My Cooking Skills Are On A Roll
Several times a year, every team at Microsoft would host a “morale event”, which is a day off of work to focus on team-building skills through various activities. The OneDrive Service Engineering team announced that our event would be a cook-off challenge. All of my friends could tell you that my cooking skills are slim-to-none… unless, you consider microwaving frozen dinners or boiling water for ramen noodles as “cooking”.
The event took place at Blue Ribbon Cooking – a cooking school that holds group or team lessons. When we all arrived for the event, we were randomly split into two teams – southern foods & sushi. I was placed on the sushi team.
For the team-building portion, we were asked to brainstorm ideas for sushi flavors and toppings. The main focus of the exercise was to improve communication, so the chef would observe and analyze our ideas, but would not provide input or add suggestions. After several minutes of discussion, the team decided to go with a casual California roll. A California roll was perfect for was perfect for vegetarians, but for those who wanted meat, a California Roll was simple enough to add eel as the protein.
The first thing to do was to prepare the ingredients. The chef assigned people on the team to different tasks. One group prepared avocados, another stirred rice, and my group was responsible for wrapping and preparing the sushi. After learning how to balance out the perfect amount of rice onto the nori (seaweed), it was time to add the ingredients. I added several small pieces of eel, avocado, and carrots to the canvas of nori. Once that was ready to go, it was time to roll it up. In the past, I have also never been good at rolling up burritos, so this can’t go well, right? Sushi rolls end up being one long roll, and then spliced into eight pieces. Here was the result on my first try – not bad, right?

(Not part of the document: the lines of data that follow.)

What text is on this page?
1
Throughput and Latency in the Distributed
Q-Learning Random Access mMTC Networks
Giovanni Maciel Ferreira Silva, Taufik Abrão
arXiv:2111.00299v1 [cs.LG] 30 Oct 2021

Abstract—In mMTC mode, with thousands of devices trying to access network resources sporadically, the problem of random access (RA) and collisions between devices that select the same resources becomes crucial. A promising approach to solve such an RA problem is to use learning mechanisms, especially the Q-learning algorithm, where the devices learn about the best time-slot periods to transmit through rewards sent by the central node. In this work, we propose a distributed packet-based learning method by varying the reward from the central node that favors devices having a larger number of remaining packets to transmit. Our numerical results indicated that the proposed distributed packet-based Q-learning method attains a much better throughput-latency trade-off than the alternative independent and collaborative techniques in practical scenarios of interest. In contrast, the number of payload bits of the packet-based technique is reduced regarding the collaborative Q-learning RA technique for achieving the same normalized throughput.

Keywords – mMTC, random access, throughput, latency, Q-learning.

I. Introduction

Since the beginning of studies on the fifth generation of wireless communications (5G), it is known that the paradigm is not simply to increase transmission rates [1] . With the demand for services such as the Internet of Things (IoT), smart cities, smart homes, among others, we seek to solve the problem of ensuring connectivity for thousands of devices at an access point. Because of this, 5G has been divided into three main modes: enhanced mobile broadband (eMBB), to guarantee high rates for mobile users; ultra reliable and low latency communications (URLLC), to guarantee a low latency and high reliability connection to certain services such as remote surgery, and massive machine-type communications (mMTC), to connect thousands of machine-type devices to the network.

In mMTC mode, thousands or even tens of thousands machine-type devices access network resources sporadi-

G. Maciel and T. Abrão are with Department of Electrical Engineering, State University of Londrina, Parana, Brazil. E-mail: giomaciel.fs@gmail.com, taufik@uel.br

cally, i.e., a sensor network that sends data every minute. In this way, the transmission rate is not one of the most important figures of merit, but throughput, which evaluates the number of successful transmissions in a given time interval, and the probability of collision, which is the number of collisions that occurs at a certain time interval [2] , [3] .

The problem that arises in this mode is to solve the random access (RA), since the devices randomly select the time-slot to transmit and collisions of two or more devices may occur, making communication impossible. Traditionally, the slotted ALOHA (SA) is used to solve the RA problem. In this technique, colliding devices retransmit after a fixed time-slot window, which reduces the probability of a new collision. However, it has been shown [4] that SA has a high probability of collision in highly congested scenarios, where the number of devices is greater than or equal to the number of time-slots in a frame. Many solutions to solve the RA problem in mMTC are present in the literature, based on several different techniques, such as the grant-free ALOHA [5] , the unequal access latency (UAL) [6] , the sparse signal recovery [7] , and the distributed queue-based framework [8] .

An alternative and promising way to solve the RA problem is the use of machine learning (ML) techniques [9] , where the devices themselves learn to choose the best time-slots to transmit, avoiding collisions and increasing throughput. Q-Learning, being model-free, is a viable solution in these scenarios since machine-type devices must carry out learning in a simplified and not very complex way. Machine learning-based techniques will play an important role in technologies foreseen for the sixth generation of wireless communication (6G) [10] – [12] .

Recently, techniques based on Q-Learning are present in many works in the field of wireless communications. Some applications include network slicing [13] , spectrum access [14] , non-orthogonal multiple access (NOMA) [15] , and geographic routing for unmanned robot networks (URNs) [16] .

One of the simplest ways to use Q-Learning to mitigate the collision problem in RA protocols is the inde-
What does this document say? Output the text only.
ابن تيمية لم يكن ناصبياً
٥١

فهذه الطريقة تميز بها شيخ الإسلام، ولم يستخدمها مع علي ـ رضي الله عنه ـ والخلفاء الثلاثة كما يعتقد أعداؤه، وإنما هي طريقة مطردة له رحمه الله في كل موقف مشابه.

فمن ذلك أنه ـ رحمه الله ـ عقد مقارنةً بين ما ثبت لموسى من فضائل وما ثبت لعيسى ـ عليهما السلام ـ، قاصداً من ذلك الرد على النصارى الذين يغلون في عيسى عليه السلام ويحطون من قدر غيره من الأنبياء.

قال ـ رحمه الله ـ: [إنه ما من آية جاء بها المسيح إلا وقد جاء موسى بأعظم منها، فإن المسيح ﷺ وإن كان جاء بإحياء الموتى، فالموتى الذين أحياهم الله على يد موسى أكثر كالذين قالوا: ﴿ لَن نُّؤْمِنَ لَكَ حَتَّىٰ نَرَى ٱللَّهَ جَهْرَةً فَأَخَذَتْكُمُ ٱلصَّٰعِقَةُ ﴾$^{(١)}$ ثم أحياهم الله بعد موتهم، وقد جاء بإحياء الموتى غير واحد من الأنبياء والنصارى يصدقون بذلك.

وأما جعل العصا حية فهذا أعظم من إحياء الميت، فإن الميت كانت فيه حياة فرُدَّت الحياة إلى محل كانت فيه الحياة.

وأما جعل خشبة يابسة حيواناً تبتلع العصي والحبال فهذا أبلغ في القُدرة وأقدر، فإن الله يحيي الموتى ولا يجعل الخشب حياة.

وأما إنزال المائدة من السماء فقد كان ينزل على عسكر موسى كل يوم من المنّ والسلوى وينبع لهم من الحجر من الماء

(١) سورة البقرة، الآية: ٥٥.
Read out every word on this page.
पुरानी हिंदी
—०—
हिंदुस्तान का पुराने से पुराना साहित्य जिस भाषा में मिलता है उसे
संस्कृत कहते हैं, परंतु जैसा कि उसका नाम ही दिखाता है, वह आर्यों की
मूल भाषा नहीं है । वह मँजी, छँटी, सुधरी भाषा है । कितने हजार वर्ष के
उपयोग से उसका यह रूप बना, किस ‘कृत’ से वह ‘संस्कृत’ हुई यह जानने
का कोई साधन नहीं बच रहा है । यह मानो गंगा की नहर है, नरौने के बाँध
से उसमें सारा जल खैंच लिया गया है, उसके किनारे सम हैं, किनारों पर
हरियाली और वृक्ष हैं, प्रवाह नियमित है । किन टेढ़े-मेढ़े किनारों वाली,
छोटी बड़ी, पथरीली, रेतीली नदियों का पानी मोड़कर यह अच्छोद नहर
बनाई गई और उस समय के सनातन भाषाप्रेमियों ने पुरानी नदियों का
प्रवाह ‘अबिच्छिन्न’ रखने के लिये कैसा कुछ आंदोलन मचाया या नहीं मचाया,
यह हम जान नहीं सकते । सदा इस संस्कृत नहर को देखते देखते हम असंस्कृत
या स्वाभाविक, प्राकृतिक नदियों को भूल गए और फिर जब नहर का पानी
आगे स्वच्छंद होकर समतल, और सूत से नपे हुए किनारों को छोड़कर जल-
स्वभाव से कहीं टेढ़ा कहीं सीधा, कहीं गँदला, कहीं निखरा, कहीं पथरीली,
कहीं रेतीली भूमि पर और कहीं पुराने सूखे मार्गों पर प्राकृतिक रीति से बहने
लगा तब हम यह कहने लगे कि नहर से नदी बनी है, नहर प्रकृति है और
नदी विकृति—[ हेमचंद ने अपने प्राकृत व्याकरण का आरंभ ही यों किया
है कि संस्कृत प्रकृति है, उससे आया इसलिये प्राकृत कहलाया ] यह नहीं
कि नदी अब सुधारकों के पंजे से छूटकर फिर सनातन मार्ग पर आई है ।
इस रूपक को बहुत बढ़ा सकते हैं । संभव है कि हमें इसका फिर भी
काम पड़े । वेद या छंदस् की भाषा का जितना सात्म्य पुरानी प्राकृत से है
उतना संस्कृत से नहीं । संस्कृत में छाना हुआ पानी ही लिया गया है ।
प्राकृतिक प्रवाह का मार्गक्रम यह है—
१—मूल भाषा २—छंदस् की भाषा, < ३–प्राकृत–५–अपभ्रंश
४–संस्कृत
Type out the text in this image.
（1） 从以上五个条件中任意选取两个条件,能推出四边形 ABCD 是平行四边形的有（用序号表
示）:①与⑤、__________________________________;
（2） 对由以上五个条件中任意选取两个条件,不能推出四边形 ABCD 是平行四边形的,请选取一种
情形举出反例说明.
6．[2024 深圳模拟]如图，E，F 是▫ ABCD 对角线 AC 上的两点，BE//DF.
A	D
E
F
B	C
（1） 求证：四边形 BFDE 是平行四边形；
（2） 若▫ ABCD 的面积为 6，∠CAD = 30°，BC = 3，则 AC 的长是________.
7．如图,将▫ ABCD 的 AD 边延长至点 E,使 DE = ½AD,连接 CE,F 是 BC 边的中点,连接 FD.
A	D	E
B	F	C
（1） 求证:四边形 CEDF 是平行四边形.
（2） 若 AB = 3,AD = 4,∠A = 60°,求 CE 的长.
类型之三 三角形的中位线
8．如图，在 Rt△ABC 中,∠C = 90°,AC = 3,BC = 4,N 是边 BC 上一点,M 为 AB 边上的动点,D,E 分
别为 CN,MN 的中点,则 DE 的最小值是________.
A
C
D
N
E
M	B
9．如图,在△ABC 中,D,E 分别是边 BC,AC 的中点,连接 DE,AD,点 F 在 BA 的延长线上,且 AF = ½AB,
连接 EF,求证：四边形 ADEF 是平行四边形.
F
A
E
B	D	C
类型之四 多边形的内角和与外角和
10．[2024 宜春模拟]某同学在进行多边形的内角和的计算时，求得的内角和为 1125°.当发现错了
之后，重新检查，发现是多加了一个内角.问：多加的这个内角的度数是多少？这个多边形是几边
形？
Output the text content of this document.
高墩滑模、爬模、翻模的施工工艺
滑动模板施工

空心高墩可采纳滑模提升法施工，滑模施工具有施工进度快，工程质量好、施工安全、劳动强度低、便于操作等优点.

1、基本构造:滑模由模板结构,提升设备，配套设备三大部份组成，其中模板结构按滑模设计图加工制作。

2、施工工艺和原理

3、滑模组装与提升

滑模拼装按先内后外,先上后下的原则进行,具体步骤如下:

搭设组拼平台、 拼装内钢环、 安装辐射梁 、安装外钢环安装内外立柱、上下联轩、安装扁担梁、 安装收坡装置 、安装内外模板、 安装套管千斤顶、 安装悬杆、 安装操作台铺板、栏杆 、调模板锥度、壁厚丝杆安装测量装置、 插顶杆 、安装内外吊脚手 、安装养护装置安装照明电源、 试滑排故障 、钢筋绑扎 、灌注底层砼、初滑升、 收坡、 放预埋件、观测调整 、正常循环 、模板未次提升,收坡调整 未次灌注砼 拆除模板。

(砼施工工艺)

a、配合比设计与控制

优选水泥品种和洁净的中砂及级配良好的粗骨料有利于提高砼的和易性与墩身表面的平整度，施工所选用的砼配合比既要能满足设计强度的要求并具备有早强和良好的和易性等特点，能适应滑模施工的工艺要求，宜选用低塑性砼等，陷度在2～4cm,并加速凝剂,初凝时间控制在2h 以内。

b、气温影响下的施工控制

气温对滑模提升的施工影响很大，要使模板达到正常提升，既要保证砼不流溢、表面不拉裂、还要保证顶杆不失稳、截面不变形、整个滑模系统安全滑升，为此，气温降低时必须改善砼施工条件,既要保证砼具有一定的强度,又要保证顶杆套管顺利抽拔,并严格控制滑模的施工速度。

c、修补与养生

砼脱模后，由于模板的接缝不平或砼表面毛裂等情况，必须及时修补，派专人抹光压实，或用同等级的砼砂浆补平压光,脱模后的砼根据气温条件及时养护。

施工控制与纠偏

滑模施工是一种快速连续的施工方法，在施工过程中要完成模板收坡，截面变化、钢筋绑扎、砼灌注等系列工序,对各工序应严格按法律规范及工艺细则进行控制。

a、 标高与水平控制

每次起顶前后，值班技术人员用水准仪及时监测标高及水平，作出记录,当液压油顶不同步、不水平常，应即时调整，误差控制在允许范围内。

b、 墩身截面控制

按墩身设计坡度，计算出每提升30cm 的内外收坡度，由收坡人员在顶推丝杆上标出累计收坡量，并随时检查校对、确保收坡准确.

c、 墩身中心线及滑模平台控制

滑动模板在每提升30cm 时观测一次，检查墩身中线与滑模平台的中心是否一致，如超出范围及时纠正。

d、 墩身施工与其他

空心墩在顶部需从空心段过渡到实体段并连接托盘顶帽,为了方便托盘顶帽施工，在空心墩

After the sushi was cut, we had to plate each entree. The shapes were not consistent, but why not make the most of it. I found a great way of plating it in order to “serve up smiles”.
An Outstanding Balance
That weekend, I was invited at the last minute to join a group to go stand-up paddle boarding. Having experienced challenges of standing on water skis or surfing in the past, I at first hesitated. However, many of my friends were able to successfully paddle board without falling in and reassured me that it is as easy as walking on land. So I signed up.
We all met up on a beach in Kirkland, just north of Bellevue. It was another sunny day that was not too hot, perfect for paddle boarding. I carried the board into the water and hopped on… well I wish I could say I did all of that easily.
I was able to kneel onto the board and start paddling away from the shore. As I stroke the oar, I could feel how cold the water actually was. Nothing is more chilling than falling into a cold body of water when completely dry. As I started to pull myself together to stand, I could feel the board shake beneath me. I immediately went back to my knees to prevent falling in. Little did I know, I had an audience watching me try to stand up – they were all watching me from their boats, a beer in their hands. Drunkenly, a crowd shouts “Come on! Stand up!” Oh great, now there’s peer pressure, I thought.
At that moment, I turned to my friend who tried standing up for the first time, and he fell into the lake immediately. Yeah… give me some more time, I told myself. Unfortunately, both of us were now the spotlight attraction on the lake, as everyone was observing our interaction with water physics.
Fast forward fifty minutes, and 6 rolls into the deep lake – I was finally able to stand up! As I kept paddling while standing, I shouted my friends’ names to show them that I can paddle board properly. Right as they turned to look, I lost my balance and fell in… they didn’t believe that I actually stood up.
Guess I should go back to practicing my balance skills on Wii Fit. After all, they offer yoga classes on a paddle board… I think I have found my new goal in life.